大阪大学の原先生からは、機械学習モデルの判断根拠をいかに説明するか、というホットなテーマの講演がありました。機械学習ソフトウェアは、「正しさの基準」となる仕様がないことが従来のソフトウェアと大きく異なり、それが信頼性や安全性の問題に大きくかかわります。それに取り組む講演は多くの聴講者を集め、関心の高さが窺えました。東京電機大学の佐々木先生からは、セキュリティとAIに関する講演がありました。”Attack using AI”、”Attack by AI”、Attack to AI“、”Measure using AI” という4つの観点で問題を整理し、世の中の実例を多く紹介しながらの講演は大変分かりやすく、興味を引くものでした。

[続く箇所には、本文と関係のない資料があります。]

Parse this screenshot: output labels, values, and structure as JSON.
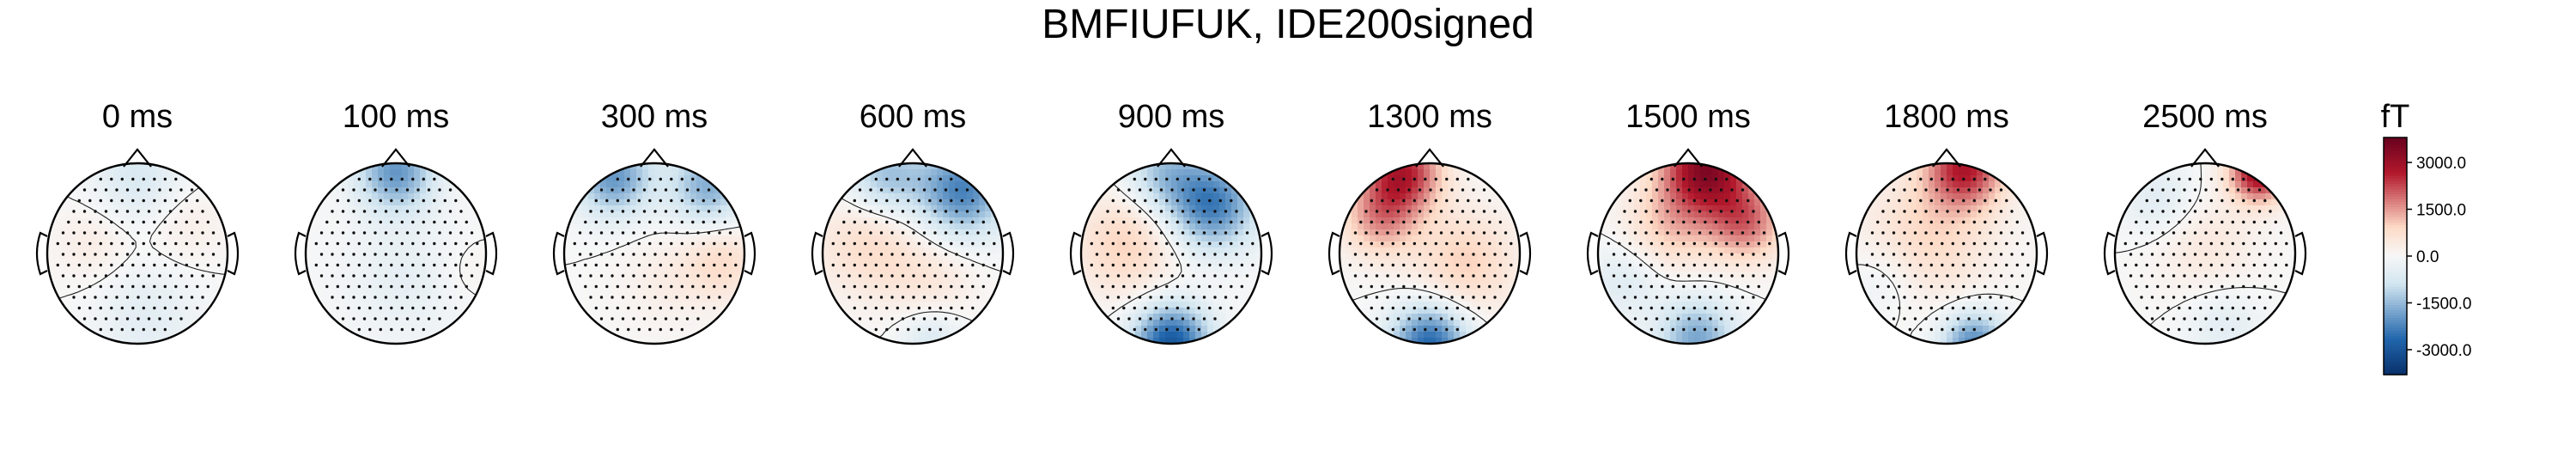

最後のパネルディスカッションは、原先生、佐々木先生のほかに、デンソーの中江さん、JR東日本の北村さんがパネリストとして登壇して行われましたが、Slidoを使ってリアルタイムに会場からの質問を受けつけ、パネリストが答える形式で大変盛り上がりました。「AIと安全性」の本質に迫るような鋭い質問や、自動車や鉄道など安全クリティカルシステムの現場の視点に関心を持つ質問が多く出され、パネリストの方がそれに真摯に答えてくださり、フロアの参加者も多くのことを得られたのではないかと思います。

今回は、AI・IoTシステムの安全性という「待ったなし」の課題がテーマであり、プログラムの内容もバラエティに富んでおり、非常に盛り上がったイベントになったと思います。この熱が冷めないように、草の根的な活動が数多く継続していくとよいと感じました。